The bosses of Facebook, Twitter and Google faced attacks from US Senators this afternoon during a fiery hearing over how tech firms moderate content on their platforms.
The tech chiefs were grilled by a US Senate committee for more than three and a half hours over Section 230 of the Communications Decency Act, which protects internet companies from liability for content posted to their platforms.
Twitter chief executive Jack Dorsey, Google boss Sundar Pichai and Facebook’s Mark Zuckerberg all threw their weight behind the law, although they appeared open to moderate changes to the rules.
The tech chiefs said the law, which has come under scrutiny from both sides of the US political spectrum, was key to protecting free speech on the internet.
Dorsey warned the committee that weakening Section 230, which also contains a so-called Good Samaritan provision to protect companies from liability when they are removing content, would harm how people communicate on the internet.
Pichai insisted that Google operated without political bias, arguing that doing otherwise would be against its business interests.
The committee initially struggled to establish a connection with Facebook boss Mark Zuckerberg.
He came out in support of a change to Section 230, though he will warn that tech giants are likely to be more censorious in order to avoid legal risks if the law is changed.
All three bosses agreed that the companies should be held liable if the platforms act as a publisher, but denied they acted as referees on political speech.
Republican senator John Wicker, who chairs the committee, said the regulations had protected companies from “potentially ruinous lawsuits”.
“But it has also given these internet platforms the ability to control, stifle, and even censor content in whatever manner meets their respective standards. The time has come for that free pass to end,” he said.
But the hearing soon descended into a pre-election showdown as Senators mounted attacks on the social media firms and each other.
Twitter boss Dorsey denied his site was able to influence elections, sparking a furious response from Republican Ted Cruz.
“Who the hell elected you and put you in charge of what the media are allowed to report and what the American people are allowed to hear,” he said, referencing Twitter’s decision to block two New York Post stories that made unverified claims about Joe Biden’s son.
Committee chair Wicker also attacked Twitter and Facebook over the New York Post stories, and slammed Twitter for removing posts by Trump but not taking action against alleged misinformation from other world leaders.
But Democrats hit back at their opponents, arguing that the hearing was being held to help Trump’s re-election efforts.
Senator Brian Schatz dismissed the proceedings as “nonsense”, adding: “This is bullying and it is for electoral purposes.”
The probe comes amid rising scrutiny over how tech firms police content posted to their platforms.

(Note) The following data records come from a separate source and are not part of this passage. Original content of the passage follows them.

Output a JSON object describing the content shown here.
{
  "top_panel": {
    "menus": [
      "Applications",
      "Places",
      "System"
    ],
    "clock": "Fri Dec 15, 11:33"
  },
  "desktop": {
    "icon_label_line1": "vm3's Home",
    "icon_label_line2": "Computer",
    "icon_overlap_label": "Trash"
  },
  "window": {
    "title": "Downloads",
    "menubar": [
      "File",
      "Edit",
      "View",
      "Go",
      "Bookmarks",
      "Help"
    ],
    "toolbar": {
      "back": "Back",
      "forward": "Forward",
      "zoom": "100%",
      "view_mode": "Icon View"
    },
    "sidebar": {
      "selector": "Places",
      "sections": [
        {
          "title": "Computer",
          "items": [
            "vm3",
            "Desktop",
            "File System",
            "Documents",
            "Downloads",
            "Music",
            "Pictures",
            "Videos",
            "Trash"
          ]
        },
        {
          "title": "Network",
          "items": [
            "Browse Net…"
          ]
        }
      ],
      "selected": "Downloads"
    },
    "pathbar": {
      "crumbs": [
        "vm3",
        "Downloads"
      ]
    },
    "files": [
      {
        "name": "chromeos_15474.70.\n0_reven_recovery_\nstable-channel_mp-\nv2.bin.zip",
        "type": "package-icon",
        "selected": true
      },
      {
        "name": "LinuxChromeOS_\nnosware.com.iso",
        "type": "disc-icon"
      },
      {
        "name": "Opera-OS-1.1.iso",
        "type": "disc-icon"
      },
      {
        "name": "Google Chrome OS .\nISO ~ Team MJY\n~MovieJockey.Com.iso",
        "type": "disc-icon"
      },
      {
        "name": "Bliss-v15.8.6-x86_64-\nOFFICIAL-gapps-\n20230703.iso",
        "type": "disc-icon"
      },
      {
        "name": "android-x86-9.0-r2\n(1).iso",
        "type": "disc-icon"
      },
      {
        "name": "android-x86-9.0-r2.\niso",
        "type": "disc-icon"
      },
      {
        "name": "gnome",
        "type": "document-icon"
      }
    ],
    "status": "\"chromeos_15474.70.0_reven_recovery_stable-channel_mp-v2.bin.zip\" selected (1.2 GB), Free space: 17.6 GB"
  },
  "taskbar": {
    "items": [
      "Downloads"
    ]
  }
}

US President Donald Trump has led calls for a reform to Section 230 amid accusations that social media platforms were stifling conservative voices.
It came after a number of Trump’s social media posts were flagged or removed for containing false or misleading material, as well as Twitter’s decision to block the New York Post stories.
In a rare instance of cross-party support, Biden and Democrats have also expressed support for a reform of the liability laws.
However, their scrutiny is focused on tech firm’s perceived failure to clamp down on harmful content and misinformation.
The US hearing comes alongside similar moves by the EU to hold tech giants responsible for the material posted by their uses.
Alongside moves to tackle anti-competitive practices, the upcoming EU’s Digital Services Act is expected to set out new measures on harmful and illegal content.